Winter Tale: A Walk In The Park

Years ago – I can no longer remember exactly how many – I was entering every CBC writing contest that I could get my hands on. I naively thought that this was the way to go to get my writing career started. Looking back, some of the stuff I wrote to submit to their contests and social media challenges was not great, but at least I had fun doing it.

I think this one was for a Facebook challenge. We were encouraged to tell a winter tale that had to be a true story. I decided on the story of an eventful walk in the park that I had embarked on with my sister and our family dog, Toffee. I still cannot believe we thought it would be a good idea to attempt that walk after such a massive snowfall.

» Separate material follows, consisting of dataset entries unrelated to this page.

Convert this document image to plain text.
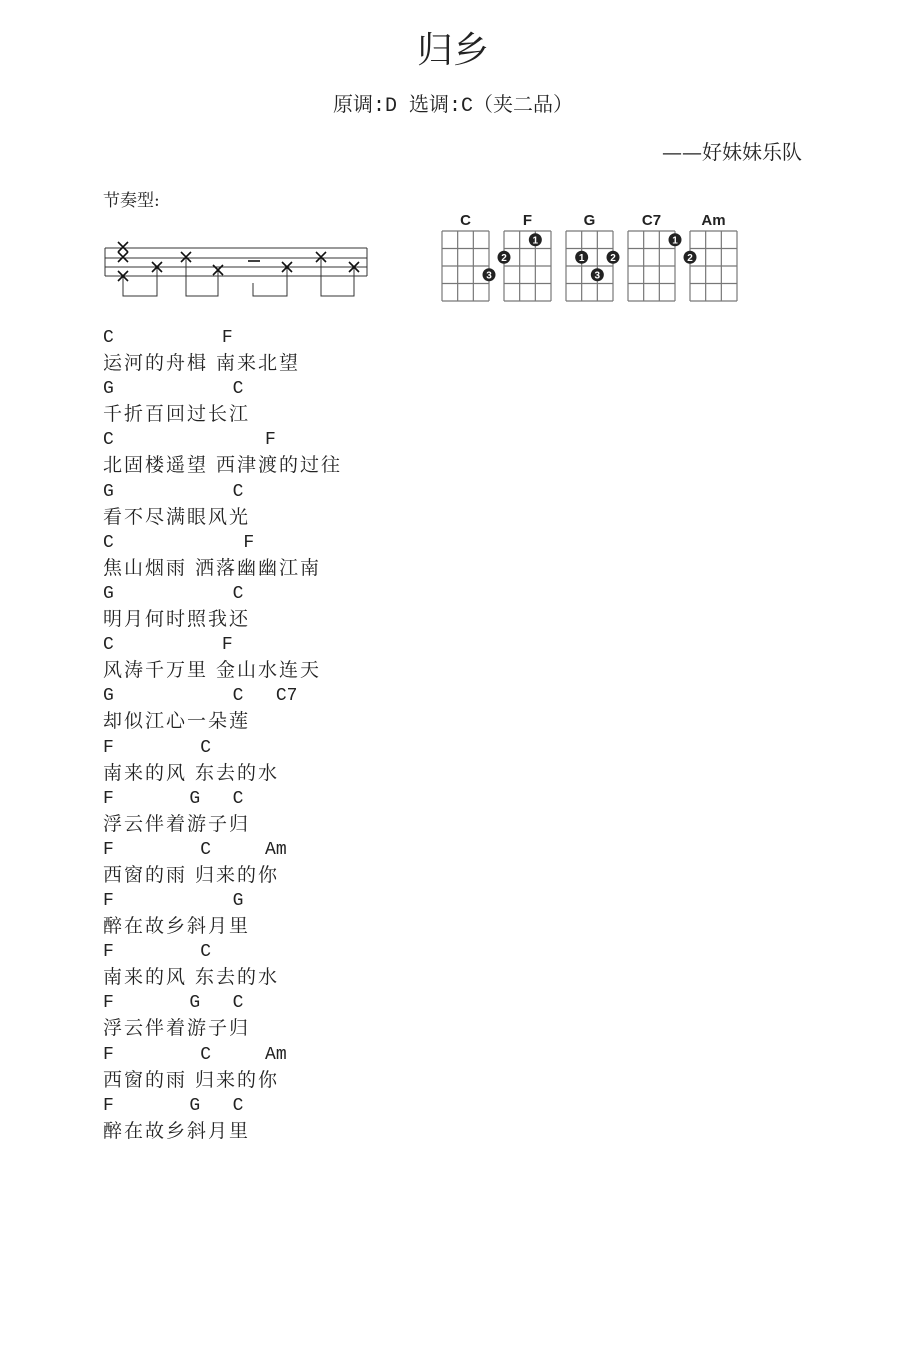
归乡
原调:D 选调:C（夹二品）
——好妹妹乐队
节奏型:
C
3
F
1
2
G
1	2
3
C7
1
Am
2
C          F
运河的舟楫 南来北望
G           C
千折百回过长江
C              F
北固楼遥望 西津渡的过往
G           C
看不尽满眼风光
C            F
焦山烟雨 洒落幽幽江南
G           C
明月何时照我还
C          F
风涛千万里 金山水连天
G           C   C7
却似江心一朵莲
F        C
南来的风 东去的水
F       G   C
浮云伴着游子归
F        C     Am
西窗的雨 归来的你
F           G
醉在故乡斜月里
F        C
南来的风 东去的水
F       G   C
浮云伴着游子归
F        C     Am
西窗的雨 归来的你
F       G   C
醉在故乡斜月里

It was the Christmas break, and my younger sister and I spent an evening walking our dog.  As we looped around the last corner, just before the start of our street, we came across a small park.  It was roughly the same size as the property of the house beside it.  No one had set foot in that park all winter and the untouched snow was far too tempting.  We decided that we would give in to temptation and cross through the park to get to our street.  Walking through the park was a slightly shorter trip than walking around it.  At least, it was supposed to be.

The moment we set foot in the park we realized that this would become a bit of a challenge, but we continued on because it didn’t seem all that bad at first.  That year there had been more snow than usual and the park was completely covered.  The snow was so deep that it came up to my hips.  My sister and I began to wade through the snow, chuckling a little at how silly this was, when we suddenly encountered a problem.  Our dog had been trying to walk on top of the snow, but the snow was so deep that he kept sinking.  Also, when he gets too cold during a walk, he will stop and give us a look that says: “I’m cold and I don’t want to do this anymore.”  We were getting that look.  At this point, we were exactly halfway through the park, so instead of turning back and walking through the path we had created, we decided to continue our journey forward.

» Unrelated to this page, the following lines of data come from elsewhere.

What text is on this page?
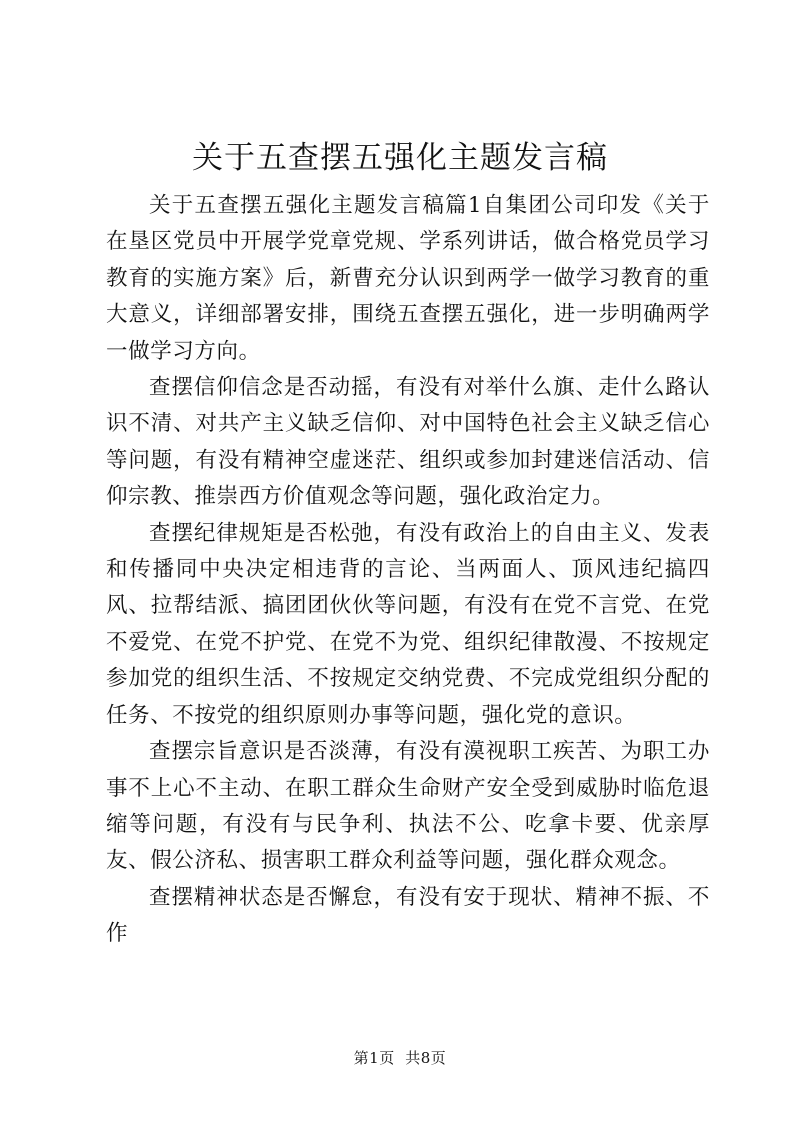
关于五查摆五强化主题发言稿

关于五查摆五强化主题发言稿篇1自集团公司印发《关于在垦区党员中开展学党章党规、学系列讲话，做合格党员学习教育的实施方案》后，新曹充分认识到两学一做学习教育的重大意义，详细部署安排，围绕五查摆五强化，进一步明确两学一做学习方向。

查摆信仰信念是否动摇，有没有对举什么旗、走什么路认识不清、对共产主义缺乏信仰、对中国特色社会主义缺乏信心等问题，有没有精神空虚迷茫、组织或参加封建迷信活动、信仰宗教、推崇西方价值观念等问题，强化政治定力。

查摆纪律规矩是否松弛，有没有政治上的自由主义、发表和传播同中央决定相违背的言论、当两面人、顶风违纪搞四风、拉帮结派、搞团团伙伙等问题，有没有在党不言党、在党不爱党、在党不护党、在党不为党、组织纪律散漫、不按规定参加党的组织生活、不按规定交纳党费、不完成党组织分配的任务、不按党的组织原则办事等问题，强化党的意识。

查摆宗旨意识是否淡薄，有没有漠视职工疾苦、为职工办事不上心不主动、在职工群众生命财产安全受到威胁时临危退缩等问题，有没有与民争利、执法不公、吃拿卡要、优亲厚友、假公济私、损害职工群众利益等问题，强化群众观念。

查摆精神状态是否懈怠，有没有安于现状、精神不振、不作

第1页 共8页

My sister scooped up the dog in her arms, and the two of us continued through the park.  She was struggling as she walked because she had the added challenge of carrying the dog.  The two of them looked so funny that I suddenly burst into laughter; not just regular laughter, but the kind of unstoppable laughter that brings tears to your eyes and leaves your stomach hurting for days.  My sister began to laugh too, and eventually her arms got so tired that she handed me the dog.  This was when the laughter got worse.  I began to laugh so hard that I could no longer hold the dog and I dropped him in the snow.  I was laughing so hard that even though I tried to hold onto him, I just couldn’t do it.  My sister and I were both laughing hysterically, but she was the only one who was able to pick him up again and carry him, although it became more and more difficult the closer we got to the exit.

By the time we had reached the edge of the park and had freed ourselves from the snow, we were both out of breath from laughing, my sister looked like she was ready to kill me, the dog did not look happy, and the three of us were freezing!